Supporting the Computation Needs of Structural Genomics

1. Supporting the Computation Needs of Structural Genomics

2. Overview • What is structural genomics? • Problems we are trying to solve • Applications we use and how they interface with Condor • Future work • Conclusion

3. What is structural genomics? • It is the branch of genomics that attempts to determine the three dimensional structure of proteins. • This often requires high-throughput computing to do.

4. Problems we are trying to solve • Target selection – which protein sequences are interesting and worth spending time calculating structures of? • BLAST • Protein structure determination – what is the 3D shape of a given protein sequence? • CNS • CYANA

5. BLAST • BLAST is developed and supported by NCBI, part of the NIH. • The NCBI BLAST home page is http://www.ncbi.nlm.nih.gov/ • BLAST is a search tool with special allowances for incomplete data and partial matches.

6. BLAST target selection • By comparing different sets of whole or partial sequences against other databases of known sequences, you can determine if the sequence you are trying to discover is already part of another database. • In this way you can determine the interesting sequences to work on.

7. BLAST and Condor • Large BLAST searches are easily split into smaller chunks that can be executed in parallel. • There are two basic approaches: • Split the input query into smaller chunks (our approach) • Split the database into smaller chunks (mpiBLAST approach)

8. BLAST and Condor • Doing thousands of queries against multiple databases is easy using the Condor/BLAST framework. • Features of the framework: • Input queries can come from a file, ftp, or http • Input queries can be in FASTA or XML format

9. BLAST and Condor • More features of the framework: • Databases can also be local files or automatically fetched via ftp or http and also in either FASTA or XML format • Database Indexes can be automatically built using formatdb • Multiple input files are joined or split as appropriate to fine-tune throughput • Output can be delivered via ftp

10. Some statistics • The BMRB here at the UW is using this framework to compare over 100,000 input sequences against five different databases: • nr ( 2726333 sequences ) • pdb ( 50137 sequences ) • pdboh ( 1122 sequences ) • sg ( 53986 sequences ) • bmrb ( 2736 sequences)

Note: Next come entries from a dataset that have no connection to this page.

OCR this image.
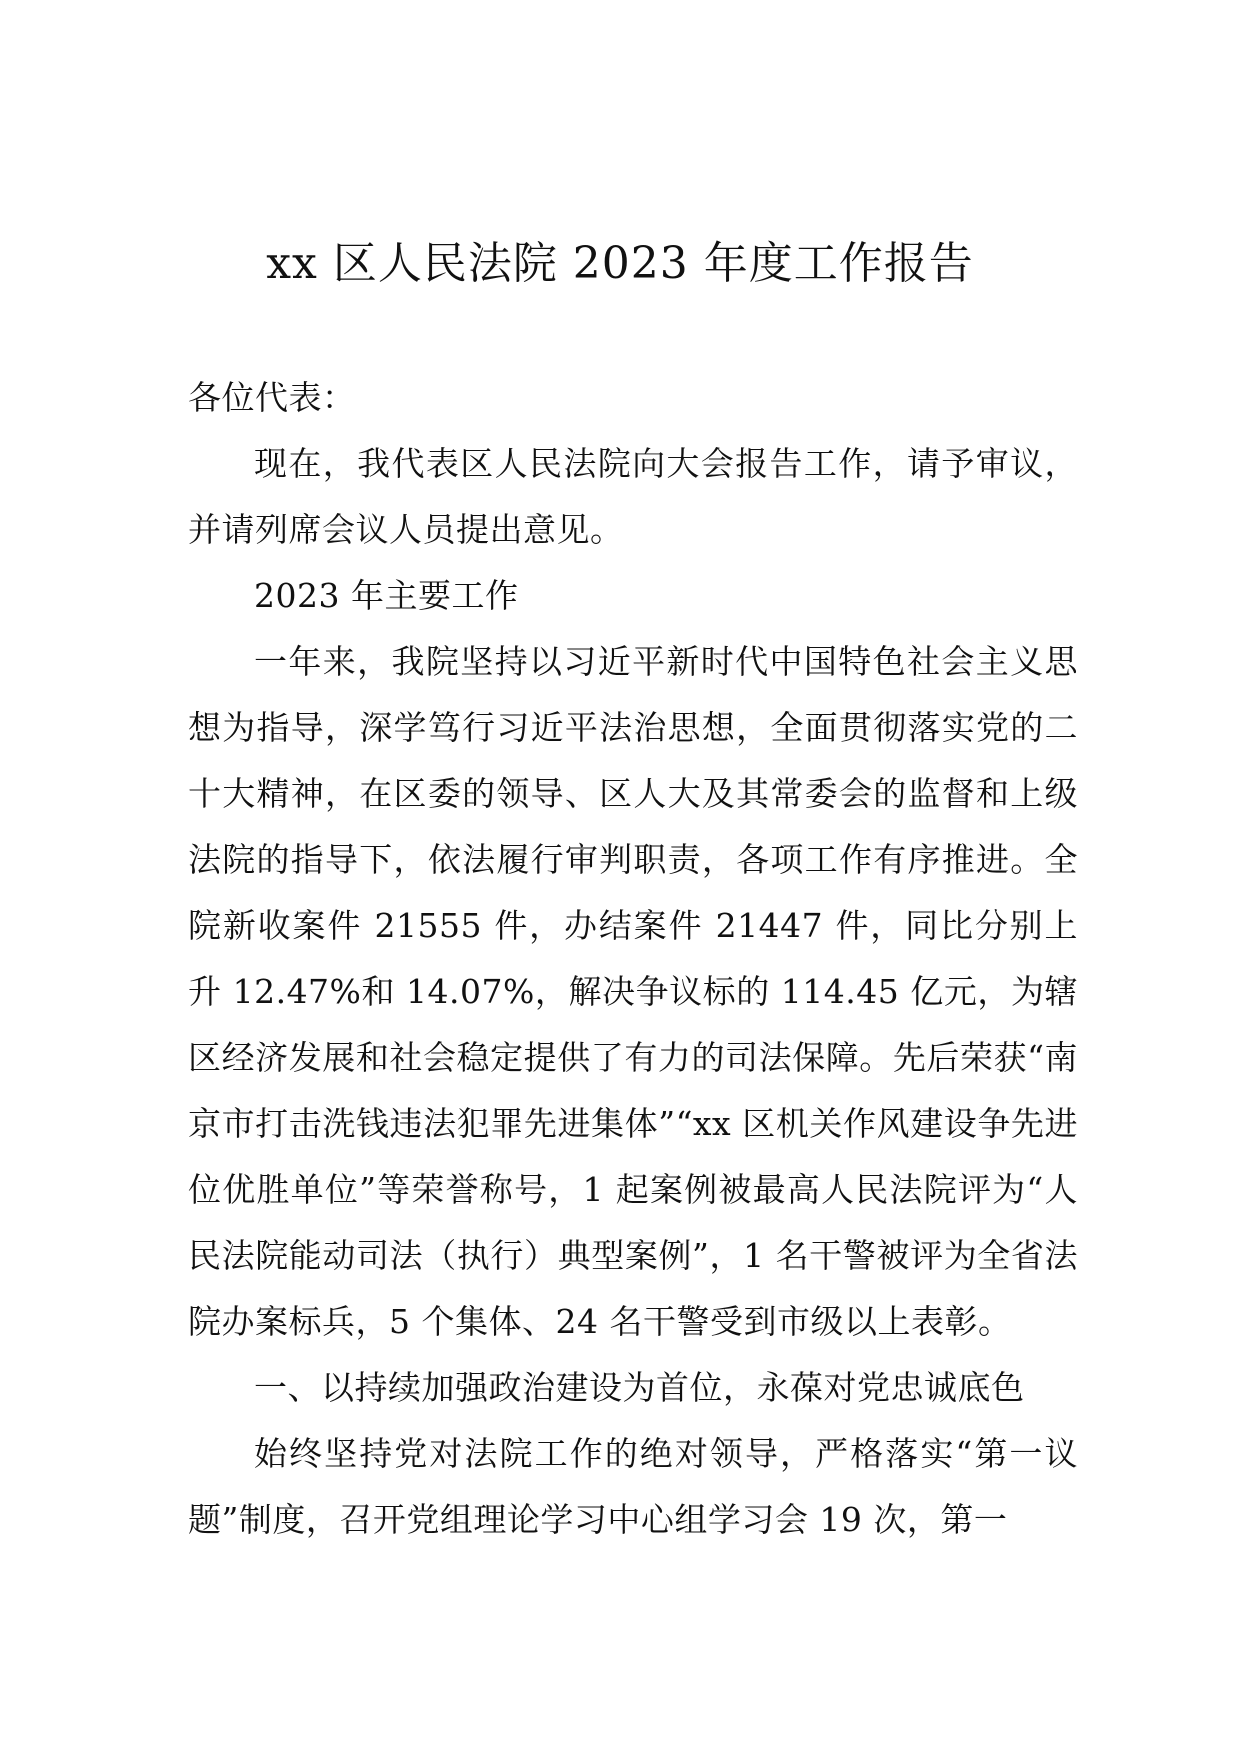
xx 区人民法院 2023 年度工作报告

各位代表：

现在，我代表区人民法院向大会报告工作，请予审议，并请列席会议人员提出意见。

2023 年主要工作

一年来，我院坚持以习近平新时代中国特色社会主义思想为指导，深学笃行习近平法治思想，全面贯彻落实党的二十大精神，在区委的领导、区人大及其常委会的监督和上级法院的指导下，依法履行审判职责，各项工作有序推进。全院新收案件 21555 件，办结案件 21447 件，同比分别上升 12.47%和 14.07%，解决争议标的 114.45 亿元，为辖区经济发展和社会稳定提供了有力的司法保障。先后荣获“南京市打击洗钱违法犯罪先进集体”“xx 区机关作风建设争先进位优胜单位”等荣誉称号，1 起案例被最高人民法院评为“人民法院能动司法（执行）典型案例”，1 名干警被评为全省法院办案标兵，5 个集体、24 名干警受到市级以上表彰。

一、以持续加强政治建设为首位，永葆对党忠诚底色

始终坚持党对法院工作的绝对领导，严格落实“第一议题”制度，召开党组理论学习中心组学习会 19 次，第一
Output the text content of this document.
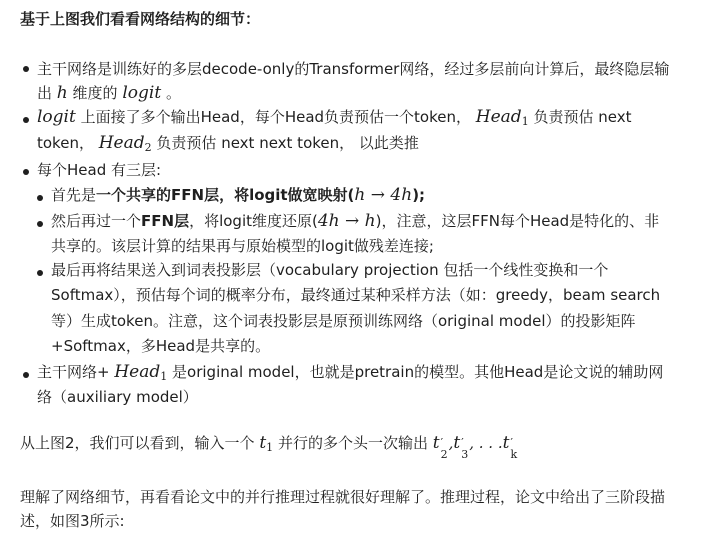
基于上图我们看看网络结构的细节：
主干网络是训练好的多层decode-only的Transformer网络，经过多层前向计算后，最终隐层输
出 h 维度的 logit 。
logit 上面接了多个输出Head，每个Head负责预估一个token， Head$_1$ 负责预估 next
token， Head$_2$ 负责预估 next next token， 以此类推
每个Head 有三层:
首先是一个共享的FFN层，将logit做宽映射(h → 4h);
然后再过一个FFN层，将logit维度还原(4h → h)，注意，这层FFN每个Head是特化的、非
共享的。该层计算的结果再与原始模型的logit做残差连接;
最后再将结果送入到词表投影层（vocabulary projection 包括一个线性变换和一个
Softmax），预估每个词的概率分布，最终通过某种采样方法（如：greedy，beam search
等）生成token。注意，这个词表投影层是原预训练网络（original model）的投影矩阵
+Softmax，多Head是共享的。
主干网络+ Head$_1$ 是original model，也就是pretrain的模型。其他Head是论文说的辅助网
络（auxiliary model）
从上图2，我们可以看到，输入一个 $t_1$ 并行的多个头一次输出 t ′
2
,t ′
3
, . . .t ′
k
理解了网络细节，再看看论文中的并行推理过程就很好理解了。推理过程，论文中给出了三阶段描
述，如图3所示:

11. Some statistics • All in all, the BMRB is doing over 8 billion sequence comparisons for their weekly run. • Condor completes this in roughly eight hours of wall-clock time. • This is now a weekly routine which is fully automated, very reliable, and requires almost no “babysitting”.

12. Structure Calculation • CNS • Available from http://cns.csb.yale.edu/ • CYANA • Available from http://www.guentert.com/ • Both do structure calculations but use different methods

13. CNS and Condor • Using CNS can take a relatively long time to compute for a given entry (protein sequence) depending on the number of possible intermediate structures. • Each structure takes about 5 – 30 minutes depending on length of sequence • At 200 structures per entry, this ends up being between 16 and 100 hours.

14. CYANA • Cyana takes only about 2 – 16 hours per entry depending on the sequence length. • The cyana results are post-processed with CNS to refine them, which takes an additional 4 – 20 hours per entry

15. CNS, CYANA, and Condor • Until now, each different group doing structure calculations would process their own entries using different programs or input parameters, making comparisons between different groups difficult. • By processing large numbers of entries in exactly the same way, it is possible to then compare apples to apples.

16. CNS, CYANA, and Condor • Working with the BMRB, I created a framework which allows you to easily process multiple entries at once with both CNS and CYANA. • Using this framework, Condor calculated structures for 600 entries (about 50,000 hours) in just 10 days.

17. CNS, CYANA, and Condor • The structure calculation framework is also very reliable and requires very little human time to do a fairly massive amount of computing. • This process can now be easily automated and done on a routine basis.

18. Challenges • Creating a job flow that doesn’t need babysitting requires that the framework be able to handle a variety of problems. • To this end, it employs some other Condor technologies: • Many things are wrapped in ftsh. • Condor watches for “misbehaving” jobs and kills them using the PERIODIC_REMOVE feature. • DAGMan oversees the whole run and retries failed jobs.

19. Future Work • BLAST • Use STORK for data transfer which will improve reliability of all file transfers and instantly add support for many more methods of transferring input and output. • Create a wrapper around the framework which behaves just like NCBI’s BLAST but uses Condor behind the scenes. • Include this framework with the Condor distribution so it is BLAST-ready “out of the box”.

20. Future Work • CNS & CYANA • Use sequence length to better estimate runtime for fine-tuning throughput. • Use STORK for file transfer.

21. Conclusion • I have created tools which allow users to run coordinated BLAST, CNS, and CYANA runs on very large scales. • This makes it easy to process not only your data but other groups’ too, and end up with results that were all computed with the same protocols and inputs. • This will enable better collaboration by providing more consistency between the results of different groups.